La dissuasion repose essentiellement sur le nucléaire. Toutefois, pour l’Otan, les forces conventionnelles avec leurs modes d’action diversifiées contribuent à la mise en œuvre de la Deterrence. Le concept mis en œuvre par l’Alliance vise à délivrer des effets stratégiques spécifiques en évitant l’usage de la force et en définissant des cibles particulières, obligeant la puissance adverse à discuter et négocier.
La Deterrence par les forces conventionnelles vue par l’Otan
The NATO View of Deterrence by Conventional Forces
Deterrence is essentially nuclear. That said, within NATO, conventional forces and their diverse modes of action contribute to the implementation of deterrence. The Alliance’s concept aims at delivering specific strategic effects whilst avoiding the use of force and by defining particular targets that compel the adverse power to discuss and negotiate.
Durant la guerre froide, les blocs avaient convenu de leurs règles d’interaction stratégique sur les sujets militaires. Un soin tout particulier avait été concédé au nucléaire, plaçant de facto les influences et interactions mutuelles des forces conventionnelles dans une logique restreinte. Les grandes puissances aboutirent à la doctrine MAD (Mutual Assured Destruction) et à ses déclinaisons : les accords de limitation et de contrôle des armes. La France développa sa doctrine de dissuasion du « faible au fort ». Cependant, certains avantages et inconvénients n’apparurent que lors de l’application pratique ou sous la déformation du substrat géostratégique. Ainsi, une fois structurées les doctrines d’emploi du nucléaire (1), les processus de dialogue par action militaire se stabilisèrent et l’usage des forces conventionnelles évolua vers un milieu de spectre de l’emploi de la force. Les guerres entre les acteurs nucléaires et leurs proxies devinrent étroitement surveillées et repoussées vers des zones périphériques.

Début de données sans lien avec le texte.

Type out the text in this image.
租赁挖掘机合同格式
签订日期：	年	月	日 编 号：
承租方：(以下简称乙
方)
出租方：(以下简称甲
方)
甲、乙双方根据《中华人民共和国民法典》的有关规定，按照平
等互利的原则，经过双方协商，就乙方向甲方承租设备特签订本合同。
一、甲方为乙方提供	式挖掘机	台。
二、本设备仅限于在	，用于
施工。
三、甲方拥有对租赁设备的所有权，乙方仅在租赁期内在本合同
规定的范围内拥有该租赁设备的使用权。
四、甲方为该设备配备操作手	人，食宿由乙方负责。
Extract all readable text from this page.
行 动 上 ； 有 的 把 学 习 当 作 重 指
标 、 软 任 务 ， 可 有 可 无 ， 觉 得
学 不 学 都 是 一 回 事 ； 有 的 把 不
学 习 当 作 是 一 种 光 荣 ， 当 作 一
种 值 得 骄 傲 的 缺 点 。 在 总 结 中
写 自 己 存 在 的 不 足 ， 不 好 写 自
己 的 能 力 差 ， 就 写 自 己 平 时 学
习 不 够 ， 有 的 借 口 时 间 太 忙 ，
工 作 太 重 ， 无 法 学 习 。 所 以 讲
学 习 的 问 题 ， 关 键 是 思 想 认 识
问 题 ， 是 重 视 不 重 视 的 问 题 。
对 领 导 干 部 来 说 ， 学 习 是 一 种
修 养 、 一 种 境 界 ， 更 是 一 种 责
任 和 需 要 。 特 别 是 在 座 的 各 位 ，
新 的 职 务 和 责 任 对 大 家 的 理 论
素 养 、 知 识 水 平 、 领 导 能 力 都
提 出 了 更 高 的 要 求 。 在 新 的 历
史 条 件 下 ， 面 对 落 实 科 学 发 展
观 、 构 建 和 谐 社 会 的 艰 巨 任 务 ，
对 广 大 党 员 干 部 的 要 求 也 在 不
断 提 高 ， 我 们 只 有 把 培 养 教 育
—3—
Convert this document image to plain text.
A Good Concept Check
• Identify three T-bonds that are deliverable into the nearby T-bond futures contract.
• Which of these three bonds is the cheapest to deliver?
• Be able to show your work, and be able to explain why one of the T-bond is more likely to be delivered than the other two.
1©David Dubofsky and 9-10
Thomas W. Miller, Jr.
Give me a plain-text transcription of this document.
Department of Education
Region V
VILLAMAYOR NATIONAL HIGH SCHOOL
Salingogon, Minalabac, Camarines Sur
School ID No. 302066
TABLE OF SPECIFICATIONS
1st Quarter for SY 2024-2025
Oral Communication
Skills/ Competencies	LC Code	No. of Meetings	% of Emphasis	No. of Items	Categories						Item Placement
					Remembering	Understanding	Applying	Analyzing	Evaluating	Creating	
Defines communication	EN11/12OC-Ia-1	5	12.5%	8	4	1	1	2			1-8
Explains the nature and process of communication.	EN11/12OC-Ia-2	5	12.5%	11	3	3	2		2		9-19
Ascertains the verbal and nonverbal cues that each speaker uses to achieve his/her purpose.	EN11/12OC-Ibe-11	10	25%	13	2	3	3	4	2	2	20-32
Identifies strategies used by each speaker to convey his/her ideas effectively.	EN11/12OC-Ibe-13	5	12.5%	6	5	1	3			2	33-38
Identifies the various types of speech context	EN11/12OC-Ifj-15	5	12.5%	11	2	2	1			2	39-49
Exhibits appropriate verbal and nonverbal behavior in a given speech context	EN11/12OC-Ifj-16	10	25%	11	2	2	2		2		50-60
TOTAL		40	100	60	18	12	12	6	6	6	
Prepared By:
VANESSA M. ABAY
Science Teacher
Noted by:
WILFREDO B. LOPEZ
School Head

Malgré ces conflictualités récurrentes, les détenteurs de l’arme nucléaire cherchèrent à maintenir un dialogue, fut-il parfois minimal. Hors de la sphère militaire, conscient du caractère imprédictible de la nature humaine, le monde politique n’a jamais entièrement sacrifié son potentiel militaire conventionnel sur l’autel de cette étrange période. Les forces conventionnelles ont donc fait l’objet de recherches doctrinales avancées pour comprendre quel pouvait être leur apport spécifique. Il s’agissait notamment de concevoir dans quelle mesure les forces conventionnelles peuvent influencer en temps de paix et de crise les décisions politiques. Depuis le Sommet de Varsovie de 2016, l’Otan affiche la Deterrence comme un pôle majeur de son action courante. L’Otan s’appuie sur l’existant constitué, d’une part de sa masse potentielle et d’autre part de ses activités d’entraînement de haute intensité pour soutenir ses positions politiques. Mais, les effets de dissuasion de ses forces conventionnelles pourraient être encore améliorés. En effet, bien conçus, ces effets peuvent être suffisamment fins et ainsi soutenir les messages politiques avec pertinence en assurant une plus grande crédibilité sans risque escalatoire. Actuellement, à SHAPE, l’état-major stratégique des opérations de l’Otan, la Deterrence est une doctrine qui se développe entre redécouverte, mise en pratique par le retour court d’expérience et adaptation aux nouvelles réalités et contingences intrinsèques aux alliances. Cette nouvelle approche est encore bien récente, mais c’est un domaine qui requiert toute l’attention des pays qui la mettent en œuvre. Au premier rang de ces nations se trouve la France qui, plus que les autres peut-être, du fait de sa vision exclusive et protectrice de la cohérence nucléaire, doit s’assurer d’une parfaite coordination entre les effets dissuasifs nucléaires et conventionnels.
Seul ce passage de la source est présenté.